In the follow-up studies of Experiment 2 we found that this impairment became more severe when flanking letters were themselves distorted. An averaging account of this task might predict that undistorted contours of the target letters will appear more distorted by virtue of lying nearby the distorted flankers (e.g. in Experiment 2c), thus reducing the perceived difference between distorted and undistorted target letters and reducing performance. In other words, crowding makes the targets appear more like the flankers (Greenwood et al., 2010). Increasing the number of distorted flankers (as in Experiment 2a) also reduces the difference signal available, if averaging depends on the number of nearby distorted contours. In contrast, a substitution model holds that observers encode the target and flanker features (in this case, distortedness) accurately, but will sometimes confuse the flankers and the target and thus report the flanker characteristic on some trials. Our results therefore seem more consistent with averaging than with substitution models of crowding. A substitution model could account for our results if the substituting observer only has access to the distortedness of the four letters perceived to be at the target location (whether or not these are targets or substituted flankers). A more realistic assumption would be that the observer can tell whether flanker letters are also distorted. In this case, the observer should be able to respond correctly because they would know which array of five letters contains the oddball letter, irrespective of whether a flanker is substituted for a target. While our data therefore seem to favour an averaging model, we would like to stress that the present study was not designed to discriminate between these accounts of crowding. Recent work shows that both averaging‐ and substitution-like errors can arise from a simple population coding model and decision criterion, at least for the case of orientation discrimination (Harrison and Bex, 2015).
5 Conclusion
Taken together, the pattern of results presented here provide a challenge for models of 2D form processing in humans. A successful model of form discrimination would need to explain sensitivity to two distinct distortion types, the dependence of distortion sensitivity on flanking letters, and the dependence on the type of flanking letters (distorted flankers reduce sensitivity).
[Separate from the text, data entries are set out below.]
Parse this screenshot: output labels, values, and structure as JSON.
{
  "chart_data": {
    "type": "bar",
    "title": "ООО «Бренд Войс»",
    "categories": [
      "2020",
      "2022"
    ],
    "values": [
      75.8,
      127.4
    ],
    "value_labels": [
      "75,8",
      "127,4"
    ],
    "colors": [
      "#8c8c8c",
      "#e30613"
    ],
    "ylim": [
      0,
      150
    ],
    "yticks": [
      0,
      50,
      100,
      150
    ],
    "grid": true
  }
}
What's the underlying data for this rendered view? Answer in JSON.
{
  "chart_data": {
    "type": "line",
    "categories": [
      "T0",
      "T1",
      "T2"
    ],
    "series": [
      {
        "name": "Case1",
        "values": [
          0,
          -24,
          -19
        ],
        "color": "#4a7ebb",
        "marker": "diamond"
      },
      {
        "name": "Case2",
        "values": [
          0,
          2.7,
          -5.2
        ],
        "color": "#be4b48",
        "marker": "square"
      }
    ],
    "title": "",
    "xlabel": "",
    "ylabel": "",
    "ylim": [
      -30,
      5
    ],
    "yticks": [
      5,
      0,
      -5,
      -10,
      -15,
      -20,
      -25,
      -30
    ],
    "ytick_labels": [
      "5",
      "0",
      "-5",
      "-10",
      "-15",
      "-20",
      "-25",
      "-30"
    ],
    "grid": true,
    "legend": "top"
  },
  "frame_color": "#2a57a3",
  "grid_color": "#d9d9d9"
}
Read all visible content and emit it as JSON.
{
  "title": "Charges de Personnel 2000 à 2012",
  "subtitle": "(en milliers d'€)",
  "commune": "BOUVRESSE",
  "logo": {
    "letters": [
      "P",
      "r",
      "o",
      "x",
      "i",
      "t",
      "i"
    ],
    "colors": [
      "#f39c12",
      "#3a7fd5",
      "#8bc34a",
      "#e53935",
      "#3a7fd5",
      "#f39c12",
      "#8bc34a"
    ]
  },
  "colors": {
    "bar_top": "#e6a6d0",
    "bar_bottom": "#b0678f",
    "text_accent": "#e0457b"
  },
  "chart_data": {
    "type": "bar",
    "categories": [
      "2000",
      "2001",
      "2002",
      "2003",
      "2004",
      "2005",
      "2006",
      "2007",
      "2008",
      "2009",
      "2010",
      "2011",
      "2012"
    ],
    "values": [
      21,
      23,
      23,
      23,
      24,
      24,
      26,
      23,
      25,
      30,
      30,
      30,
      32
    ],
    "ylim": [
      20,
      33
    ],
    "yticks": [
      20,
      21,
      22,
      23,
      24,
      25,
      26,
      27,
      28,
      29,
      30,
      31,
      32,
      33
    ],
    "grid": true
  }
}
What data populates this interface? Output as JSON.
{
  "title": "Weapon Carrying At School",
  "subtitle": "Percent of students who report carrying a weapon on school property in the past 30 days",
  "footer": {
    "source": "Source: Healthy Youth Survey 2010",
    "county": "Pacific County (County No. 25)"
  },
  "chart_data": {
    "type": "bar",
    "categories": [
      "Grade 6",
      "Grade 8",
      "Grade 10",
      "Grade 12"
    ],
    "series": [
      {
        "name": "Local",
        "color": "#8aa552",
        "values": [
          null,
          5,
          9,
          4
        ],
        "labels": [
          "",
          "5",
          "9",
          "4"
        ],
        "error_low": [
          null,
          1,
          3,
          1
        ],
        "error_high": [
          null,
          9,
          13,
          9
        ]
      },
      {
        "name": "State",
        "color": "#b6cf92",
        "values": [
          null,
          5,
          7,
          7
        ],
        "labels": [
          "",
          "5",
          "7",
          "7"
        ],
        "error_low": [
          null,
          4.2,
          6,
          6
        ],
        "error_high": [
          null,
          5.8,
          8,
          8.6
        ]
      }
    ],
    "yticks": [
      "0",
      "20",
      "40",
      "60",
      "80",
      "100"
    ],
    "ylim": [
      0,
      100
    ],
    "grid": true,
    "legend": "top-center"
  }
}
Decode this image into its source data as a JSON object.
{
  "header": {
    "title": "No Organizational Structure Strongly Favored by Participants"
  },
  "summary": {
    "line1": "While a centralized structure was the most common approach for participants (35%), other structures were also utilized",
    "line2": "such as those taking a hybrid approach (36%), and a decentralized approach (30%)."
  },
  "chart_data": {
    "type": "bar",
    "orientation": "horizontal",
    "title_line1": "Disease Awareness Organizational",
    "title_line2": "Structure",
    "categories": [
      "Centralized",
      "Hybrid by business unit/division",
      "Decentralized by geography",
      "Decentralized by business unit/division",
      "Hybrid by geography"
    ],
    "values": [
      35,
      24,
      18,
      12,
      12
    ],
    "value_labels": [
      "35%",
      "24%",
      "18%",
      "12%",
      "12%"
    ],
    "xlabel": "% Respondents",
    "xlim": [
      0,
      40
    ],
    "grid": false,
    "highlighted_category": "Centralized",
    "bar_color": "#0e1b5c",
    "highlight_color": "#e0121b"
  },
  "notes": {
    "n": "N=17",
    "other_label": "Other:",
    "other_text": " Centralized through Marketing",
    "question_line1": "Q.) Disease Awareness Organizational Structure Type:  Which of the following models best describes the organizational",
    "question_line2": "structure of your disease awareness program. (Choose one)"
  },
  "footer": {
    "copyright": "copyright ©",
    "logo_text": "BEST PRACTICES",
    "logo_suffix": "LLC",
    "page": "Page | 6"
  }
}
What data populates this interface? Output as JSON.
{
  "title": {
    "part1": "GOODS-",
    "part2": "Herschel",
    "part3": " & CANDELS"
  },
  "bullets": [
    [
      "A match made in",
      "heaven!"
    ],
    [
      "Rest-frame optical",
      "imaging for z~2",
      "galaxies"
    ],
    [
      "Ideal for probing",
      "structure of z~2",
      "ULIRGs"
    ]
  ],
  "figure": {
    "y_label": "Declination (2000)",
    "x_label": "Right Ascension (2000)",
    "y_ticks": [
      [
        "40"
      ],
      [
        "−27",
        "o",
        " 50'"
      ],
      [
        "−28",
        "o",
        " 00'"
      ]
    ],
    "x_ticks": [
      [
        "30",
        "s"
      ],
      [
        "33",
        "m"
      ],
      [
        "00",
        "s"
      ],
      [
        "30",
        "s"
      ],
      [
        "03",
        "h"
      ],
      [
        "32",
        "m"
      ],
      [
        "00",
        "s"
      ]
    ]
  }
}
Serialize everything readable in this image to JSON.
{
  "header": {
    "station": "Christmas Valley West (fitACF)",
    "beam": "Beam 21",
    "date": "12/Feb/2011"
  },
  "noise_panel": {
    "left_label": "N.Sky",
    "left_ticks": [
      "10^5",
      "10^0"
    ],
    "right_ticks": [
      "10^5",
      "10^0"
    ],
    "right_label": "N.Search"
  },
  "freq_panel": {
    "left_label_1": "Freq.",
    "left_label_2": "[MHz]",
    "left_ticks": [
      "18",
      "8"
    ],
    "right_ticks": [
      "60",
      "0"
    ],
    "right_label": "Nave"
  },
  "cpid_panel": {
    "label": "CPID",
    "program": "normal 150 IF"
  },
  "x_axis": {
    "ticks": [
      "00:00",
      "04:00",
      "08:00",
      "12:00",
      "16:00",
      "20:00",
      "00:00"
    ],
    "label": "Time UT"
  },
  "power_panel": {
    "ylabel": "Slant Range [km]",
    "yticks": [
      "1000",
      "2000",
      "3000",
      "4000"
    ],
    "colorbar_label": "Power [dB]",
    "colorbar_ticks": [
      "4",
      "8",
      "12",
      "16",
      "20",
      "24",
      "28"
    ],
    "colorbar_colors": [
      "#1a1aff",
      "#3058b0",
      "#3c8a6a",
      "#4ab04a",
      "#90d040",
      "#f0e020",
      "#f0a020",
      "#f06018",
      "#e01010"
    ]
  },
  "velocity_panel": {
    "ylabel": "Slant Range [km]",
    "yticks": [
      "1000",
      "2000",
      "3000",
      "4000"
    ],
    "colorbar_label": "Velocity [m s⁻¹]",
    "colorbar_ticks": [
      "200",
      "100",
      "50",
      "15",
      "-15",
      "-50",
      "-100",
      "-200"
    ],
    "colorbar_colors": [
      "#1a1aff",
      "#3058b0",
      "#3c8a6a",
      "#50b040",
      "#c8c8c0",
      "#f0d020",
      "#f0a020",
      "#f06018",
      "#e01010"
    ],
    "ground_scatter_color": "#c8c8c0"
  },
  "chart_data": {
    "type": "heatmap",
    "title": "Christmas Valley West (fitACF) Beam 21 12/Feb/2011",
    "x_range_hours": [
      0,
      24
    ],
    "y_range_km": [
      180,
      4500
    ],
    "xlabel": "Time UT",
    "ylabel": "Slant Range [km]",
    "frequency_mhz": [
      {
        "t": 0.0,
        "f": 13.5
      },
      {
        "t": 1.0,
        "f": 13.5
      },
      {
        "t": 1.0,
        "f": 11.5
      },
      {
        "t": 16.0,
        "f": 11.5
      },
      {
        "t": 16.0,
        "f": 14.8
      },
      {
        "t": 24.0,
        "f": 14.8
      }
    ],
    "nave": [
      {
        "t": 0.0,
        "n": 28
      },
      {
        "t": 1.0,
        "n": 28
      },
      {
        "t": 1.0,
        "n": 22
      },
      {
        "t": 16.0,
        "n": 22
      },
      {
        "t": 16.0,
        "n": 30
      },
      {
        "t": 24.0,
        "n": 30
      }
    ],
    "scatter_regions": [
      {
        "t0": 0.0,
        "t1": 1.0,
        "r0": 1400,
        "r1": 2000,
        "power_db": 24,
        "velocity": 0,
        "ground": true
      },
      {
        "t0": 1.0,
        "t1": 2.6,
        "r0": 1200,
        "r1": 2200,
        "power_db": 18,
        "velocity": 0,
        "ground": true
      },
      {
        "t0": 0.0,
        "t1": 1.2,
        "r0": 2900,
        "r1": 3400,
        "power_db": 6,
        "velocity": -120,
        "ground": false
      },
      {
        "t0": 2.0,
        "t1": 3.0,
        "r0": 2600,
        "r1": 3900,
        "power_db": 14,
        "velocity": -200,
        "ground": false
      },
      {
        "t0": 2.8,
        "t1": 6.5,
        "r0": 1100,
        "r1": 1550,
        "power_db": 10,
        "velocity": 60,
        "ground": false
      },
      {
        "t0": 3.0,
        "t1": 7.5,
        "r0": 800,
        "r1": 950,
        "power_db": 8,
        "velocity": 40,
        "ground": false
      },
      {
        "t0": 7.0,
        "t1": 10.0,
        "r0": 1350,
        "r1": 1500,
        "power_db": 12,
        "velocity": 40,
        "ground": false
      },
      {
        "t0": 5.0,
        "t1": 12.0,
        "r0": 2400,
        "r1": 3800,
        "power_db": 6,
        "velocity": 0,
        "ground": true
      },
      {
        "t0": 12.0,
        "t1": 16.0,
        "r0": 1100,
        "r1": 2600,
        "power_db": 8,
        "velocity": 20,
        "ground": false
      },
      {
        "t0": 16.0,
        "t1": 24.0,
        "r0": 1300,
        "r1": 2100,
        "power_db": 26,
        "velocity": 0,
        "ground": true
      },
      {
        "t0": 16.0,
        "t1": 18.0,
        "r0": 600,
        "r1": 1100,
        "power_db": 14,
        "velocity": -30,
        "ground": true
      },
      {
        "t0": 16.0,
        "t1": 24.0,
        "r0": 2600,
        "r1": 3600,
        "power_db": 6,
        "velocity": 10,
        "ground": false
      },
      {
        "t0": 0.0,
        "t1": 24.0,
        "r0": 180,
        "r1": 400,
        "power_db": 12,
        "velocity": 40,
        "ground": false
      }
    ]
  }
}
Directly comparing the BPN and RF distortions would require an image-based similarity metric that captured the perceptual size of the distortions on a common scale. One test of such a similarity metric would be to rescale the results of the BPN and RF data reported here such that the different sensitivity patterns as a function of distortion frequency overlap. We have provided our raw data and images of the stimuli used in these experiments (http://dx.doi.org/10.5281/zenodo.48574) to facilitate future efforts along these lines.
6 Acknowledgements
Designed the experiments: TSAW, ST, FAW, MB. Programmed the experiments: ST, TSAW. Collected the data: ST, TSAW. Analysed the data: ST, TSAW. Wrote the paper: TSAW. Revised the paper: ST, FAW, MB. We thank Peter Bex for helpful comments on the manuscript. TSAW was supported by an Alexander von Humboldt Postdoctoral Fellowship. Funded, in part, by the German Federal Ministry of Education and Research (BMBF) through the Bernstein Computational Neuroscience Program Tübingen (FKZ: 01GQ1002), the German Excellency Initiative through the Centre for Integrative Neuroscience Tubingen (EXC307), and the German Science Foundation (DFG; priority program 1527, BE 3848/2-1).
Footnotes
↵1 We generated stimuli for eight amplitudes but adjusted the sampling range after pilot testing to better sample the range of performance. All observers have done some trials at all amplitudes.
↵2 Any practice effect should therefore improve performance in the flanked condition (this is not what we found).
↵3 We credit Peter Bex for pointing out the likely relevence of speckling to the observed tuning.